Is now the time for regulation of the master trust market? Helen Morrissey hopes so.
The master trust market has grown massively in recent years, with some estimating there could be up to 100 providers in the market. While this means employers are certainly spoilt for choice, it also highlights the issue of how appropriate due diligence can be done on such a vast array of providers.
The situation has led some to speculate on the need for more robust regulation in this area. It was brought up when Secretary of State for Work and Pensions Stephen Crabb appeared before the Work and Pensions Committee last week.
One member urged Crabb to look at the issue to deal "with distinct concerns that in 20 years' time we will have people coming here asking government to do something because a master trust has failed."
The voluntary nature of the MAF means there are many providers who cannot display such high levels of governance and this is an issue that must be addressed.
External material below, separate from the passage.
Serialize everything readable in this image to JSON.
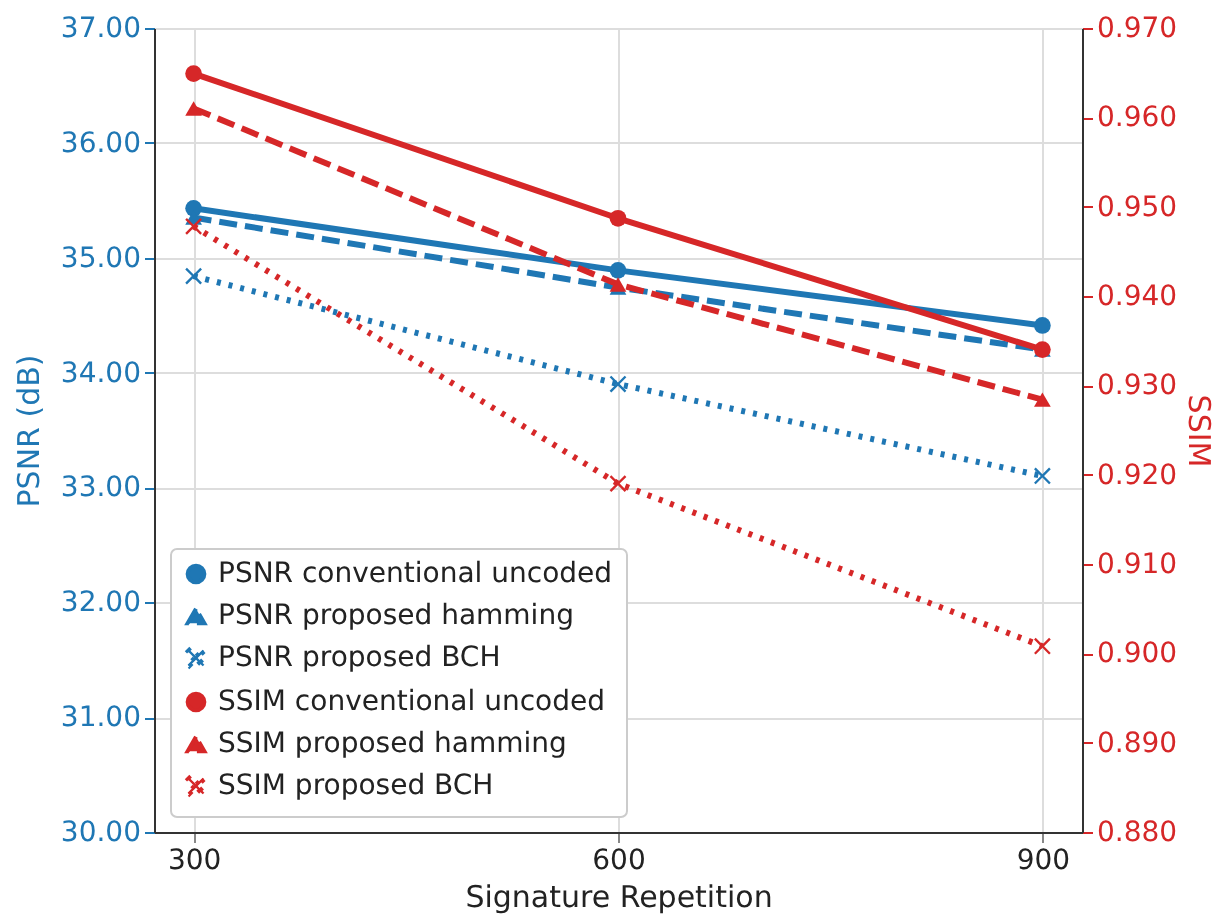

Crabb did not seem overly concerned and replied that while issues may exist "around the edges" of the market, more than 90% of members are with Master Trust Assurance Framework (MAF) accredited providers.
While this is great news for those using such providers, the voluntary nature of the MAF means there are many providers who cannot display such high levels of governance and this is an issue that must be addressed.
It is to be hoped that we will see the inclusion of a pensions bill in this week's Queen's Speech to open the door for master trust regulation. This may seem strange in an industry already over-burdened with regulation but I fear that if this does not happen we put the retirement savings of many thousands of people in danger.